Der Protest gegen das Bahnprojekt Stuttgart 21 wächst weiter. Auch am Wochenende gingen Zehntausende Menschen gegen Stuttgart 21 auf die Straße.

Stuttgart. Zur bisher größten Demonstration gegen das Milliardenbauvorhaben gingen am Wochenende nach Schätzungen der Polizei 65 000 Menschen in der baden-württembergischen Landeshauptstadt auf die Straße. Die Veranstalter sprachen von 90 000 bis 100 000 Teilnehmern. Friedlich und lautstark verlangten sie "Oben bleiben!" und mit der Parole "Mappus weg!" den Rücktritt von Ministerpräsident Stefan Mappus (CDU).

Der Stuttgarter Hauptbahnhof soll von einem Kopfbahnhof in einen unterirdischen Durchgangsbahnhof umgebaut werden. Immer wieder wurde ein völliger Baustopp gefordert.
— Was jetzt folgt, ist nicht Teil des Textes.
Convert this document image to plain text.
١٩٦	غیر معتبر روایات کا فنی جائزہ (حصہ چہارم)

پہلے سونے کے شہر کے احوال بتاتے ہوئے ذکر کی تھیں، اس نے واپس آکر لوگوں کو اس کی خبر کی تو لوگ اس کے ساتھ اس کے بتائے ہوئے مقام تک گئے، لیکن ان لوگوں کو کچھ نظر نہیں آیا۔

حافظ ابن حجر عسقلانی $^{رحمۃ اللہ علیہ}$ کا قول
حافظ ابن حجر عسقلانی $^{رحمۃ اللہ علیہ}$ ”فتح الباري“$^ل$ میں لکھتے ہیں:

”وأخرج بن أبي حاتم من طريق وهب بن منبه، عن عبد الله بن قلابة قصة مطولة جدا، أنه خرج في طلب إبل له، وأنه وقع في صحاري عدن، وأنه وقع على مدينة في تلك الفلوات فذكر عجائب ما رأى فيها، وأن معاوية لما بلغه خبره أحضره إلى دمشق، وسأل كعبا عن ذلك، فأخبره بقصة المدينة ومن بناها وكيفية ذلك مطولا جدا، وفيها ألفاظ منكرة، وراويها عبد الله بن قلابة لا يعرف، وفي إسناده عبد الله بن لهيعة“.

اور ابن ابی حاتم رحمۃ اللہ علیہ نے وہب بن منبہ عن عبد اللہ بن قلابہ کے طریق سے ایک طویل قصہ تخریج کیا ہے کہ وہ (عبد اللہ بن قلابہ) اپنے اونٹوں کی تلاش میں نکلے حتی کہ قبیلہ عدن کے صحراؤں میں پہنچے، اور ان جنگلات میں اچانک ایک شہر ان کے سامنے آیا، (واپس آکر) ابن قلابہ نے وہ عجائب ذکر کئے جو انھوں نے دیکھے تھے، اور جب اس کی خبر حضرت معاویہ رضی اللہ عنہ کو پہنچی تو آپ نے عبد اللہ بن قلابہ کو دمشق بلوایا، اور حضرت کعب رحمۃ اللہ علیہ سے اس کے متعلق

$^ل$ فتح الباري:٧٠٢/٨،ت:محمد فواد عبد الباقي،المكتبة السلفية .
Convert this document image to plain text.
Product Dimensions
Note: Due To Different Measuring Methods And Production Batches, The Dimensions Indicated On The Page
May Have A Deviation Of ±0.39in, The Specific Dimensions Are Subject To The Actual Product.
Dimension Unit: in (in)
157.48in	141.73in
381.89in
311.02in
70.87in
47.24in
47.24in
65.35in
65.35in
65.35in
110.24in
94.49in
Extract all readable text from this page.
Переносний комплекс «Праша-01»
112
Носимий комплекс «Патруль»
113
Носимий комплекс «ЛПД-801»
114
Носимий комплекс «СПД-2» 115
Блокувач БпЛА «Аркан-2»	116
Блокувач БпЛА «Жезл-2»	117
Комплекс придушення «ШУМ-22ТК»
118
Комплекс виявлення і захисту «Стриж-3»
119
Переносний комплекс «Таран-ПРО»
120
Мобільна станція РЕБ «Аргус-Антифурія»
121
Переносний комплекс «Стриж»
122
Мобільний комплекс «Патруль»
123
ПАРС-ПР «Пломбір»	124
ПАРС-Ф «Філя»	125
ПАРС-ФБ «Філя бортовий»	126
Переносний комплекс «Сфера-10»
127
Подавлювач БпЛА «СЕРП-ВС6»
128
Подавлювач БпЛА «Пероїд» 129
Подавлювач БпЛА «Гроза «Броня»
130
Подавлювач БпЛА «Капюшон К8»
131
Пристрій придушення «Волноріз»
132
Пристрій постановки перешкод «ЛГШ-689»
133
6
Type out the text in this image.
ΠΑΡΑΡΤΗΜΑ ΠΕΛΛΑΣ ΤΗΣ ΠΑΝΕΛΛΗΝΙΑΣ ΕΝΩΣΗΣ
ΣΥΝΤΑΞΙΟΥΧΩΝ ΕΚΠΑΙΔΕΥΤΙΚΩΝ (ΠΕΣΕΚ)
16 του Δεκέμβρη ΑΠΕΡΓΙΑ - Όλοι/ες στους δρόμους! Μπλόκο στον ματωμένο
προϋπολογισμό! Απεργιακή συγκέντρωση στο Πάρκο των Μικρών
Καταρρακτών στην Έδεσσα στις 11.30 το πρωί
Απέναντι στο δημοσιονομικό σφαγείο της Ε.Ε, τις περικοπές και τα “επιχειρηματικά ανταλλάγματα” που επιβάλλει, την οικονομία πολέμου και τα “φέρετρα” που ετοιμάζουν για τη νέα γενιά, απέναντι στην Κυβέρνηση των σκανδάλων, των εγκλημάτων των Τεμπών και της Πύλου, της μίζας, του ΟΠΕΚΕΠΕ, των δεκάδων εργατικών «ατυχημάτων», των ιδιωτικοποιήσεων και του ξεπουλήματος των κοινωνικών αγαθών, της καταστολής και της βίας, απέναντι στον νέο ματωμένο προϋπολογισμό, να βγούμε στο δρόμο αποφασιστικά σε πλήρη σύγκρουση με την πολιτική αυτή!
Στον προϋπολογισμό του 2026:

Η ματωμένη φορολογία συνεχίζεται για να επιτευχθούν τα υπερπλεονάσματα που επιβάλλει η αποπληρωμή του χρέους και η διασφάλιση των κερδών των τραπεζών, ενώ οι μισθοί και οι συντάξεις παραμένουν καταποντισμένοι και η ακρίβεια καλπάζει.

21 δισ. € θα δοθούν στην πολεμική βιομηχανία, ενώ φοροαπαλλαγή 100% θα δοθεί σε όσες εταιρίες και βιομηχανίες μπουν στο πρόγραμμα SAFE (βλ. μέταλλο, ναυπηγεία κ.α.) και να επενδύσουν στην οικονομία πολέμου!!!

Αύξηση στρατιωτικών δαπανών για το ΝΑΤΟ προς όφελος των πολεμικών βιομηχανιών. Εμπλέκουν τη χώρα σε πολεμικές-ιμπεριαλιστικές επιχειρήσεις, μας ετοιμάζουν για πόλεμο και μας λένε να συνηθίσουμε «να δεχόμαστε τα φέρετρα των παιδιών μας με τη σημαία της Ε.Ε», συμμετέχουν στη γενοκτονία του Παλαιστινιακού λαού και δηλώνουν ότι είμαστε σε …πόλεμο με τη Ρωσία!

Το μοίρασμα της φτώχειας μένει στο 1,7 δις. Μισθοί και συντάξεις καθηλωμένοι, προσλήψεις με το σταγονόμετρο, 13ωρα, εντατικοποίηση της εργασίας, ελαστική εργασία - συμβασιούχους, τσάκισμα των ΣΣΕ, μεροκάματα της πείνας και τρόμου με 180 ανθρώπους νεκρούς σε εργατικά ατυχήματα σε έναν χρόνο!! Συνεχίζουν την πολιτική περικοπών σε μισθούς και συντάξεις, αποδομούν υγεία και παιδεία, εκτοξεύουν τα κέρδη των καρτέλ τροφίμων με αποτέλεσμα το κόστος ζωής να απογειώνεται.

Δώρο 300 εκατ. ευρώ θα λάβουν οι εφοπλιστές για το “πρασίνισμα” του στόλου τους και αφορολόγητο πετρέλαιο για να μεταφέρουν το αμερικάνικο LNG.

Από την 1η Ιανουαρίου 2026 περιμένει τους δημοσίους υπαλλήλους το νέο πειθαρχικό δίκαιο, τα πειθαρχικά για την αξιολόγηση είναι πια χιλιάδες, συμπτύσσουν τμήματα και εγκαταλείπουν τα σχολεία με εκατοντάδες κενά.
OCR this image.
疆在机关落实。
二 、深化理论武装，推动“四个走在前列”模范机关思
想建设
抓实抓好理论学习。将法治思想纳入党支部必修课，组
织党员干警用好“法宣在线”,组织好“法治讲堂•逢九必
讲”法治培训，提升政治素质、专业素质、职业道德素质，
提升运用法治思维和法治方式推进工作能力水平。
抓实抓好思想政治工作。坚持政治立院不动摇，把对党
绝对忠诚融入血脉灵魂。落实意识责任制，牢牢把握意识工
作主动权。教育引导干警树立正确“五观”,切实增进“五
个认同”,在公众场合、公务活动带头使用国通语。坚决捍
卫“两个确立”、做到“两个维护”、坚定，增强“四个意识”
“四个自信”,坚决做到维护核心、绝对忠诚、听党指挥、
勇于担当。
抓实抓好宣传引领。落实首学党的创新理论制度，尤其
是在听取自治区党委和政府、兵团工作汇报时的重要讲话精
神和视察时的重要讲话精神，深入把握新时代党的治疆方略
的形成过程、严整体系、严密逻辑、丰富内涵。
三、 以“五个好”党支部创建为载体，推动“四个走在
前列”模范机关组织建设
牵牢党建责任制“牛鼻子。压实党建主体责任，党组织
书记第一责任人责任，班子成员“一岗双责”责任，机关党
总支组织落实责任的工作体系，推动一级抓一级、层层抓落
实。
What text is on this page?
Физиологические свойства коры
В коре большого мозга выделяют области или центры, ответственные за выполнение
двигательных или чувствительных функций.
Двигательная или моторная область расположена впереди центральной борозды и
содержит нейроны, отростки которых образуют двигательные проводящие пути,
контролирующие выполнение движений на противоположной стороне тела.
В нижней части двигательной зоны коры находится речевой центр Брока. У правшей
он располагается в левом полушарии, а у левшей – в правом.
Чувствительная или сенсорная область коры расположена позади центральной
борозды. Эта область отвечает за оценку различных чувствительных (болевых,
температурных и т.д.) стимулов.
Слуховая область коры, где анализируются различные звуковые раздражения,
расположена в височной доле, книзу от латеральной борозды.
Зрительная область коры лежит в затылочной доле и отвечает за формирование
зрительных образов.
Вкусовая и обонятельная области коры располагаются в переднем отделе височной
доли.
Erst danach seien Gespräche möglich, die der frühere CDU-Generalsekretär Heiner Geißler als Vermittler in dieser Woche in Gang bringen soll.

Einer Umfrage zufolge sprachen sich zwei Drittel für eine Volksabstimmung über das umstrittene Bahnprojekt aus. 46 Prozent votierten für und 43 Prozent gegen das Bauvorhaben. Ministerpräsident Mappus bemühte sich in einem offenen Brief an die Bürger um ein weiteres Signal des Entgegenkommens: Zusätzlich zur Schlichtung bot er Informations- und Gesprächsforen für Einzelfragen - etwa den Schutz der Mineralquellen, die Kostenfrage, Optimierungen im künftigen Nahverkehr, das Baustellenmanagement und den Anwohnerschutz - an. SPD und Grüne im Südwesten kritisierten, in dem Schreiben sei nichts Neues enthalten. Die Grünen wollen im Landtag zudem einen Untersuchungsausschuss wegen des harten Polizeieinsatzes am vorvergangenen Donnerstag beantragen.

Kanzlerin Angela Merkel (CDU) beklagte bei einem Treffen der Jungen Union in Mecklenburg-Vorpommern mit Blick auf die Proteste gegen Stuttgart 21, dass in Deutschland immer weniger Menschen bereit seien, "ein Stück Nachteil im persönlichen Leben im Interesse der Gemeinschaft in Kauf zu nehmen".

Sachsens Ministerpräsident Stanislaw Tillich (CDU) hat den Einwohnern der westlichen Bundesländer im Zusammenhang mit den Protesten gegen Stuttgart 21 vorgeworfen, zu bequem für Veränderungen zu sein. "Bei uns gibt es noch mehr Motivation", schrieb er im "Focus". "Vielleicht kann 20 Jahre nach der Einheit der Westen auch etwas von uns lernen", mutmaßte er. Mappus empfahl er, im Streit um den Bahnhof durchzuhalten.